This model is built to select neurons which may have signal connections with AWA and AWB and to determine the specific promoters to express gene in them.

After we successfully integrated ord-10::CoChR::GEM-GECO::mCherry and str-1::Chrimson::GEM-GECO::GFP fusion genes in C. elegans(Caenorhabditis elegans) respectively, we can train worms by stimulating neurons AWA and AWB. After that, we hope to focus on the neuron network change due to new learning behaviors.

To achieve that, GEM-GECO, as calcium indicator, will also express in the downstream neurons of AWA AWB. We use our optical platform to receive the output signal of GEM-GECO when the neurons are activated. We expect to witness that for example, after worms are trained to be addicted with alcohol, the neuronal activation pattern surrounding the AWA AWB neuron will also change. New signal connection pathway may be built among neurons.

Firstly, we assume that the strength of a connection is positively correlated with the number of synapses, including synaptic outputs from any group of presynaptic neurons in the network should represent more than 10% of the total synaptic outputs of the presynaptic neurons and synaptic inputs to any group of postsynaptic neurons in the network should represent more than 10% of the synaptic inputs of the postsynaptic neurons.

2 steps are considered to design the further experiment:

1. Select the neurons that are strongly connected with AWA AWB.
2. Select specific promoters to express GEM-GECO in the neurons.

Fig.1 The purpose of this model is to select promoters used in neurons which have greatest probability to be lighted on when AWA and AWB are active.

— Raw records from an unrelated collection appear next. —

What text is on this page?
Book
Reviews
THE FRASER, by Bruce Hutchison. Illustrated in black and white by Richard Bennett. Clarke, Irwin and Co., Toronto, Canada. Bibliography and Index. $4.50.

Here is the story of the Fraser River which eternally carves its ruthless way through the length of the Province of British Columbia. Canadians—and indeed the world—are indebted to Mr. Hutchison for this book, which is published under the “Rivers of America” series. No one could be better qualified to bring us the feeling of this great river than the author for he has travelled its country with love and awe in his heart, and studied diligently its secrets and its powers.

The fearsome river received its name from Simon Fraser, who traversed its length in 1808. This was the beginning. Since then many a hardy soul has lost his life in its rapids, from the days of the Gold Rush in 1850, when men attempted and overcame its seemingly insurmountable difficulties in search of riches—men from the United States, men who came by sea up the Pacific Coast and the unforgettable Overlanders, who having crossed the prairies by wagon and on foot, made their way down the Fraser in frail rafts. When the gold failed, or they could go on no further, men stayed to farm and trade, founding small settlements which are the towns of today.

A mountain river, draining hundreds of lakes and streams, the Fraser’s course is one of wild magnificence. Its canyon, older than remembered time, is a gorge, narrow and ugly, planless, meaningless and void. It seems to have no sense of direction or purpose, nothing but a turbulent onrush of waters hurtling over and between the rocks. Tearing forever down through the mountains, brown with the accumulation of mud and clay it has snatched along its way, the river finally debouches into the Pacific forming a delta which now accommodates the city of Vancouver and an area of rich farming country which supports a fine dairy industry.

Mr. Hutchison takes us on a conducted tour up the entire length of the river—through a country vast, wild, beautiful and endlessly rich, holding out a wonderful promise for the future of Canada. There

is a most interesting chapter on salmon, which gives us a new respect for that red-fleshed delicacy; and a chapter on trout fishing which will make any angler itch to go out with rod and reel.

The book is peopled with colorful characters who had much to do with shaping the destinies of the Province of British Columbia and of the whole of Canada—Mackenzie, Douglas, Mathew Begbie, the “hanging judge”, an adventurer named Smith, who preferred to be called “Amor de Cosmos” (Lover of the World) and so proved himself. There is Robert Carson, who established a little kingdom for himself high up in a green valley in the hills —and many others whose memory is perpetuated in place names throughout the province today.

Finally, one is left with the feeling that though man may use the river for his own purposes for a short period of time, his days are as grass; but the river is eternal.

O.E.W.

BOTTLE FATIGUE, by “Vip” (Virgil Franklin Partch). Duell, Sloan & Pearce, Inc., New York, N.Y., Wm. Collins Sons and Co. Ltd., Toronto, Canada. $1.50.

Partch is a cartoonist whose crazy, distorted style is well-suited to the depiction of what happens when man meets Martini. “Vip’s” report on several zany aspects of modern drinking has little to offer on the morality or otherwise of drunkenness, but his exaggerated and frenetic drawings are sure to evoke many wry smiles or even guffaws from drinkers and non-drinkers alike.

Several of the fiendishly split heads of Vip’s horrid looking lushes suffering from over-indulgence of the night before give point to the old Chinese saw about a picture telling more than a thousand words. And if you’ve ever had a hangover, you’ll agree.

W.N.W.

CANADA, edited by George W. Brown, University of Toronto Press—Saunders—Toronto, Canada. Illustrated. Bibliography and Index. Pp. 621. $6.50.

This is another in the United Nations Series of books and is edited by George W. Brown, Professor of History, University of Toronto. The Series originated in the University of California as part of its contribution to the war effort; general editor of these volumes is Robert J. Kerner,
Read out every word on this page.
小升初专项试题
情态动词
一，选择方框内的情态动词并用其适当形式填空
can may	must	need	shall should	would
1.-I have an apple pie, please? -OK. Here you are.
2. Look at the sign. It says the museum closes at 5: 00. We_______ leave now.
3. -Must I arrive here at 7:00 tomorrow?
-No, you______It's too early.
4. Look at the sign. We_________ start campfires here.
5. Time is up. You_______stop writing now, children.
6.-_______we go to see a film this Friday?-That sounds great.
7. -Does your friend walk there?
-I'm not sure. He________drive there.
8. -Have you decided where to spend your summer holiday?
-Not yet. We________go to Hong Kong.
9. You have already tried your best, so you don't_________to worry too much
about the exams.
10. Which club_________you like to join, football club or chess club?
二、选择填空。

Determining the Connection Strength among Neurons

Firstly, we assume that the strength of a connection between neurons is positively correlated with the number of synapses. It includes synaptic outputs from any group of presynaptic neurons in the network should represent more than 10% of the total synaptic outputs of the presynaptic neurons and synaptic inputs to any group of postsynaptic neurons in the network should represent more than 10% of the synaptic inputs of the postsynaptic neurons(Figure 2.)^[1].

Figure 2. Diagram of a connection between neurons based on first assumption.

Determining the Promoters

After getting a collection of potential downstream neurons, we need to determine which promoter to use. There are the basic requirements:

1. The selected neurons cannot be too closed to each other. Thus we can distinguish each of them under microscope.
2. AIA, AIY, AVA are the three neurons indicated to play important roles in worms movement [1,2,3], so they are prior to choose.
3. The selected promoters should be as few as possible to express in neurons as many as possible.

Here are the work flow:

1.Make a table recording the promoter expression location. Data source. The table contains 43 neurons and their promoters

Table 1 The table contains 43 neurons and their promoters, promoters are in the first line. Their correlated promoters are shown in one column.

2.Make a table recording the neurons that cannot use the same promoter for they are close to each other. Data source. The table is manually made by evaluating the difficulty to distinguish neurons based on the online 3D model of C. elegans’ neurons (Figure 2.)

Table2 The table of neurons can not be distinguished ( shown in one column).

3.Write a MATLAB program to search the appropriate promoters based on the table2 and the requirement above 4.Remove the negative result based on table2 (in one column).

Figure 3. Diagram of a connection among neurons surrounding AWA and AWB neurons The red number shows the count of synapses between 2 neurons

5.Print result in a text

Result:

According to our preference of neuron AIA,AIY,AVA, we selected two promoters: cho-1, unc-8.

cho-1 is expressed in AIA, AIY, VB

unc-8 is expressed in ASH, AVB, VB, AVA

Figure 4. A)3D model of AIA, AIY, VB’s positions in C. elegans.

Figure 5. 3D model of ASH, AVB, VB, AVA’s positions in C. elegans

Further work

We have constructed plasmids cho-1::GEM-GECO::GFP and unc-8::GEM-GECO::GFP. In the near future, we will demonstrate whether the neuronal connection among these neurons will change after worms get the newly learned behaviors.

References

1. ↑ Ha, H., Hendricks, M., Shen, Y., Gabel, C. V., Fangyen, C., & Qin, Y., et al. (2010). Functional organization of a neural network for aversive olfactory learning in caenorhabditis elegans. Neuron, 68(6), 1173-86.